While it represents all those people, “Shift” gives time to Alex (Aldous Davidson) a half Korean half Jewish 20-something aspiring actor who finds work in San Francisco in the mailroom of a financial firm, sorting flat envelopes that will only go to the millionaires. Now any late-night work, as Charles Bukowski attested in “Post Office” has its share of personalities, a new universe formed in small spaces. The boss, Oscar (Paul Sum), is well-meaning, trying to keep spirits up even when they flag, because other workers like the talkative Louis (Al Thompson) and the grizzled Marc (Tom O’Malley) work day job after day job, trying to make ends meet that seem like they will never meet up and connect. Louis has his fun with Wing (Jackson Ning) older than all the other guys, gently mocking him over the chicken feet soup he brings to work to eat during the lunch hour, which is usually only 30 minutes according to the invisible management of the company, but Oscar figures that these guys work hard enough, so why should they have a shorter time to relax?

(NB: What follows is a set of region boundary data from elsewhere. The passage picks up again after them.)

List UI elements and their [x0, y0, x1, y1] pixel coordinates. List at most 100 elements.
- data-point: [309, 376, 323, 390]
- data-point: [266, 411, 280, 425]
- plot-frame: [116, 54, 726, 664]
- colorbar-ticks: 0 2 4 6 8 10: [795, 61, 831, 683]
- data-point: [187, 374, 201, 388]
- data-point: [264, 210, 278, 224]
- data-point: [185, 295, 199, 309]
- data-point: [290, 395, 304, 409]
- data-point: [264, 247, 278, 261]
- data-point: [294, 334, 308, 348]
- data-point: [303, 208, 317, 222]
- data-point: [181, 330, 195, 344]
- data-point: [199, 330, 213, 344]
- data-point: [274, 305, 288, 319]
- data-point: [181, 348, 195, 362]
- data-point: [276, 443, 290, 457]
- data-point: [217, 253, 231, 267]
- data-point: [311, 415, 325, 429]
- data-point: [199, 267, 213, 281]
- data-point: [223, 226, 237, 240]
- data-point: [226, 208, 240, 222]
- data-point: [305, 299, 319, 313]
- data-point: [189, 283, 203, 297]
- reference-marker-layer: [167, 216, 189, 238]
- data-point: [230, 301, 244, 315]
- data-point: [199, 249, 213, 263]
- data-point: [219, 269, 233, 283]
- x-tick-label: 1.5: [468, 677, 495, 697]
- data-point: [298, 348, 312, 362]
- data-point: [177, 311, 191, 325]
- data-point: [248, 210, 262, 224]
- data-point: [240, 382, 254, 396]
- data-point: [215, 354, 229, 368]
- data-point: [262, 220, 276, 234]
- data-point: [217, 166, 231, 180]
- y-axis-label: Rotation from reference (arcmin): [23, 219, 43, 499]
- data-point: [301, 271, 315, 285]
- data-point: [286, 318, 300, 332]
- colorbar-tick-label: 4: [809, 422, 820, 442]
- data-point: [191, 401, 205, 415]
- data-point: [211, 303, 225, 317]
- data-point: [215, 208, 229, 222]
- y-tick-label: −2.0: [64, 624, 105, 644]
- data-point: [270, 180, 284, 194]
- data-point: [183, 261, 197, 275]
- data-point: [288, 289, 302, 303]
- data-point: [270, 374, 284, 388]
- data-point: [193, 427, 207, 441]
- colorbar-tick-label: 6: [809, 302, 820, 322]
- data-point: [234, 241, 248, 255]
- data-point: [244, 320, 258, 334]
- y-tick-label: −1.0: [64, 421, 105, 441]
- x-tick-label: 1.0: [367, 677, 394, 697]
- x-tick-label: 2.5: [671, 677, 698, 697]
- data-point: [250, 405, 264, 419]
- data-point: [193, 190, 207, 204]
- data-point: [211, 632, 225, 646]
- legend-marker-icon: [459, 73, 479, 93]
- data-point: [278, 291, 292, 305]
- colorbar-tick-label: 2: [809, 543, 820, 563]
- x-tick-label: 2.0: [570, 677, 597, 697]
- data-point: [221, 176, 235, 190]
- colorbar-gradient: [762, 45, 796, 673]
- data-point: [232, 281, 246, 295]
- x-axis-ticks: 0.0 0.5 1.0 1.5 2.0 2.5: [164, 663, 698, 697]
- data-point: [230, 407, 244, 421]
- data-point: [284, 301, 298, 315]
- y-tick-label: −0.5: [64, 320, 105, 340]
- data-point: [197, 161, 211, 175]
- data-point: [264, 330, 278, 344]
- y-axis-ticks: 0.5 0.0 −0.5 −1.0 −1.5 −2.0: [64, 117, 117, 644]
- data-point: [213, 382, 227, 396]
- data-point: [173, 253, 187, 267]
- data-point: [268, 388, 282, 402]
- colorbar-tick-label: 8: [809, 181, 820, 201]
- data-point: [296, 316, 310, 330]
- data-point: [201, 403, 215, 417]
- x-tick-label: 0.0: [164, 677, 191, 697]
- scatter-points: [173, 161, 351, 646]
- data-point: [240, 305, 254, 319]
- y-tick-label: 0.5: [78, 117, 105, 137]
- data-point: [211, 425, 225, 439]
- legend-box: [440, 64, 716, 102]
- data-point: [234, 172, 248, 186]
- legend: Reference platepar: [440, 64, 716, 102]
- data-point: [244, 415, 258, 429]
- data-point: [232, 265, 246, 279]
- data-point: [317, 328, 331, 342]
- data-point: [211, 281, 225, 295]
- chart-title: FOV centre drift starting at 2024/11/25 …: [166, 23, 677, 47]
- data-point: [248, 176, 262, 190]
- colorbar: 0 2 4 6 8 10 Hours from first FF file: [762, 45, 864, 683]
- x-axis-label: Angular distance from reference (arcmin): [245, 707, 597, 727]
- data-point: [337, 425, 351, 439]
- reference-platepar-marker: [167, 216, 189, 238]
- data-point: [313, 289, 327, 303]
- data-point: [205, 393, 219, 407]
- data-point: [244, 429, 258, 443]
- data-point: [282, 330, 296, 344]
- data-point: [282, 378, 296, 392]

At least that’s what it seems like when he tells Alex how to fill out his time card.

Meanwhile, as night turns into day, Alex hears from bright-faced Melanie (Allyn Rachel), who likes him, but he doesn’t care, though he appreciates it when she connects him to a producer making a commercial that needs Asian flavor, so to speak. This is life for him right now. He works in that mailroom to make money enough to go to a $10,000-a-semester acting school in New York. There are moments in “Shift”, amidst the semi-bleak cinematography by writer/director Jonathan Yi that are almost impossible to bear, such as the lid of the coffee pot always dropping when Brian (Jarett Gonzalez) pours himself a cup, but that’s life in this workplace. And when the worst happens for all these co-workers (evidenced by the pizzas sent by the ineffectual, impersonal management), there’s a pang of regret from us too because it’s been quite a time with all of them. With all that goes on, Alex should be a writer, taking this all down, but with how little he expresses himself, maybe it’s best that he becomes an actor one day. Because who knows; he might even find a playwright or a screenwriter to put this experience into words. Yi has done this, based on his own experience in a financial firm’s mailroom, and he’s captured what it is to be part of the late shifts of the country. Even when it’s dark, someone’s still working out there, trying to make enough money to either do something in their life or just to keep working because they like it. Alex is sensitive enough to understand it all and it shows.